The lawyer for a First Nation that wants the British Columbia Supreme Court to recognize its rights and title and put a stop to logging on the land it’s claiming says the case is about reconciliation.
Jack Woodward told the court Aboriginal title was created through the merger of Indigenous and British legal systems in 1846, when the Crown resolved boundary disputes with the United States and claimed sovereignty over what’s now B.C.
He says the claim filed by the Nuchatlaht First Nation is about reconciliation and finding that balance between Crown and Indigenous legal systems, while recognizing the existence of Indigenous societies before colonization.
The lawsuit filed in 2017 asserts that the provincial and federal governments have denied Nuchatlaht rights by authorizing logging and “effectively dispossessing” the nation of parts of its territory on Vancouver Island’s west coast.
In a response to the claim, filed later that year, the province denies that the nation holds Aboriginal title over the area, which encompasses about 230 square kilometres of Nootka Island.
Lawyers for the B.C. and federal governments and logging firm Western Forest Products, another defendant, are expected to address the court later this week.
The nation’s chief at the time the lawsuit was filed said that the Nuchatlaht had spent many frustrating years at the treaty table and working through other government processes trying to protect its lands and the health of its people.
Woodward told the court on Monday the legal basis for claim is the test for Aboriginal title set out in the Supreme Court of Canada’s precedent-setting Tsilhqot’in decision in 2014.
That case recognized the Tsilhqot’in Nation’s rights and title over a swath of its traditional territory in B.C.’s central Interior, not only to historic village sites.
Woodward, who also represented the Tsilhqot’in in their claim, told Justice Elliott Myersthat the Nuchatlaht Nation meets the test for Aboriginal title.
Evidence from experts on both sides of the lawsuit agree Nuchatlaht people were occupying and using the claim area before and during 1846, he said.

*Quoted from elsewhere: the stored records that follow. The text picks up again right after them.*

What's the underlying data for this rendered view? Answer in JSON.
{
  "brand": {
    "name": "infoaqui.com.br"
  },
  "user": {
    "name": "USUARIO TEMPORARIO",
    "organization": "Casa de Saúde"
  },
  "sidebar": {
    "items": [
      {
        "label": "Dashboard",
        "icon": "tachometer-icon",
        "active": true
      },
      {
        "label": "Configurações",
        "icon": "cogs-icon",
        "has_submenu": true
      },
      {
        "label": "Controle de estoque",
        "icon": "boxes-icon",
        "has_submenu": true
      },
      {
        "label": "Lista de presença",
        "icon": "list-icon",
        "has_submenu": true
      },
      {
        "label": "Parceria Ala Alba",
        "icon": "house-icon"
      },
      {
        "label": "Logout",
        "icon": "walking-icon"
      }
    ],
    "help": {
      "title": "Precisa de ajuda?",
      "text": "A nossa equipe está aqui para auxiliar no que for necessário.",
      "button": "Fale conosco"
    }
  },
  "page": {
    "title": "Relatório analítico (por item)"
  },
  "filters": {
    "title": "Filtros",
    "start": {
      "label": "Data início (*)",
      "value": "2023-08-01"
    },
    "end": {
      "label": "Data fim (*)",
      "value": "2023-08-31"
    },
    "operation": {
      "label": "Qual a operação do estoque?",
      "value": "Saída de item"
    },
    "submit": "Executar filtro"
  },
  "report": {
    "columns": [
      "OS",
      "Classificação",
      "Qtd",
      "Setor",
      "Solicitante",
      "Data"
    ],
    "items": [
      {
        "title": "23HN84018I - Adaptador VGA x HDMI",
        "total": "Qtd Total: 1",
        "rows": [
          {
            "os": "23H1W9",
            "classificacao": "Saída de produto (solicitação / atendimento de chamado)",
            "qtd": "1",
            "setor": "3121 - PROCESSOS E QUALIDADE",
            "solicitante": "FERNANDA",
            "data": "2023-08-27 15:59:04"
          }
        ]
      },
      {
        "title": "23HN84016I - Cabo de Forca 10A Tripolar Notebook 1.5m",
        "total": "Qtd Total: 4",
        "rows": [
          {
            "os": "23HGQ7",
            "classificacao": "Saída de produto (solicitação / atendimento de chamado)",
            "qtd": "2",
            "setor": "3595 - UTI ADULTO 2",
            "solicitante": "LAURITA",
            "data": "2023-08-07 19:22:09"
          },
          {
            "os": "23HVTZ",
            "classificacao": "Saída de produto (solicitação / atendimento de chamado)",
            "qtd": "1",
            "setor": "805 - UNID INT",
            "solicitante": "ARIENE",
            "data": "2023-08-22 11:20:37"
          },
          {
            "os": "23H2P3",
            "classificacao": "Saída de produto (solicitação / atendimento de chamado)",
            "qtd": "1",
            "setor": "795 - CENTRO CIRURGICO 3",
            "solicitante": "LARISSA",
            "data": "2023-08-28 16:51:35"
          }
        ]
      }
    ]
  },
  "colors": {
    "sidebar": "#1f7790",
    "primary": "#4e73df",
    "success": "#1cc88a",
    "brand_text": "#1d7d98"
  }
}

The nation wants a declaration from the court that recognizes its rights and title and nullifies the application of B.C.’s Forests and Parks actsin the claim area, he said.
Woodward said the area the nation is claiming avoids any potential conflict with neighbouring nations.
Several dozen people, including members of the Nuchatlaht First Nation, gathered outside B.C. Supreme Court in Vancouver Monday to mark the start of the trial, which is expected to last several weeks.
The land claim is the first to be heard since B.C. passed legislation in 2019 to align its laws with the United Nations Declaration on the Rights of Indigenous Peoples.